Corbyn’s statements are shot through with hypocrisy. In the first instance, he presents the NHS crisis has having nothing to do with the policies of previous Labour governments led by Tony Blair and Gordon Brown—backed by most of the MPs in his party. Then he makes great play of his role in warning the government.
Rather than offering advice to May and her predecessor Cameron, the millions of health workers who supported Corbyn as Labour leader based on his pledge to end austerity had every right to expect him to fight the government on their behalf. Instead, Corbyn has stood by as every struggle by health workers in opposition to these attacks has been sabotaged by the trade unions and their Labour allies.
Last year, 50,000 junior doctors mounted a wave of unprecedented strikes to protest the government enforcing an inferior contract and as a way of halting the ongoing destruction of the NHS. In March last year, junior doctors accused Corbyn of ignoring their fight, even when it came to the ritual of Prime Minister’s Question Time. Jeremy Corbyn’s official spokesman admitted to the Daily Telegraph that Corbyn had indeed “decided to focus on other issues rather than question the Prime Minister over the strike.”

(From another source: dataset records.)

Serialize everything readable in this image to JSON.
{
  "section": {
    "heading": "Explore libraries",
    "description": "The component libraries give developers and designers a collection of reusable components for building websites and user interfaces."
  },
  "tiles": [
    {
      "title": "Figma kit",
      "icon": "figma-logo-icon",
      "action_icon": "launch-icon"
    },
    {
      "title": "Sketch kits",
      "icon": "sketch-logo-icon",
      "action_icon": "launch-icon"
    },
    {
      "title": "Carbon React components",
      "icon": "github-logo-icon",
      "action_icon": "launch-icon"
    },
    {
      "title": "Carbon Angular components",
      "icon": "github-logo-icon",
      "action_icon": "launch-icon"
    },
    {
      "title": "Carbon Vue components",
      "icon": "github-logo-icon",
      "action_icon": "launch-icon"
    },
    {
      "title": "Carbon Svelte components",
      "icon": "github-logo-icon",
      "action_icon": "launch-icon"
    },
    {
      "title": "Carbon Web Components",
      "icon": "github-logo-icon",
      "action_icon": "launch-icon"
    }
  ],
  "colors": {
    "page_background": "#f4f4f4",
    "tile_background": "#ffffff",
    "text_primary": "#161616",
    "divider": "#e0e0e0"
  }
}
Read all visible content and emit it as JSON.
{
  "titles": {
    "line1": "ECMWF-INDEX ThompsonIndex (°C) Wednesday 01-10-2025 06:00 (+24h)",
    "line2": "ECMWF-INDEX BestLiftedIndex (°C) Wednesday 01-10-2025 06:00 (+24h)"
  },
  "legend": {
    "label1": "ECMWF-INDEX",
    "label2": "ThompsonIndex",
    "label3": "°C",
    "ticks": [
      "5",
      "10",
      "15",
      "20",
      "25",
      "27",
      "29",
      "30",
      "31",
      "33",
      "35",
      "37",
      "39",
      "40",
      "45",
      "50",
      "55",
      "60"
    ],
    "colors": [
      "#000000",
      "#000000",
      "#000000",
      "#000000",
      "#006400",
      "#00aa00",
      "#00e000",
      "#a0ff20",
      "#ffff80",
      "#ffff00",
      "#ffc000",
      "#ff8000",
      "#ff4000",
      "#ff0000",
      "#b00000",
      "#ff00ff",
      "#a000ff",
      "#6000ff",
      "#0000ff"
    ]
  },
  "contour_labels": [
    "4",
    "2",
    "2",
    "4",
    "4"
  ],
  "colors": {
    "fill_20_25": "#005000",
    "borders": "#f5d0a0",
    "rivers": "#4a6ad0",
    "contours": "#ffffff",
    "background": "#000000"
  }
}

Corbyn responded by belatedly making a face-saving appearance at a picket line in April, while calling for the government to reach a negotiated settlement with the British Medical Association. His ally Diane Abbott issued a “jam tomorrow” statement to the Guardian August 24, pledging a future Labour government would “rescue the NHS,” by allowing “its budget to grow in line with the economy” and “shift[ing] resources to frontline care” by “bearing down on the costs of the private finance initiative (PFI)” rather than ending privatisation.
The end result was to facilitate the isolation of the dispute by the health unions and the Labour Party and a sell-out by the British Medical Association.
In 2012, the Socialist Equality Party launched the NHS FightBack campaign warning that “the destruction of the National Health Service as a universal and comprehensive service free at the point of delivery” was underway. In order to defend public health care as a social right, not a privilege, the working class must begin to organise a counteroffensive against the government, which must be waged independently of Labour and the trade unions on the basis of a socialist programme.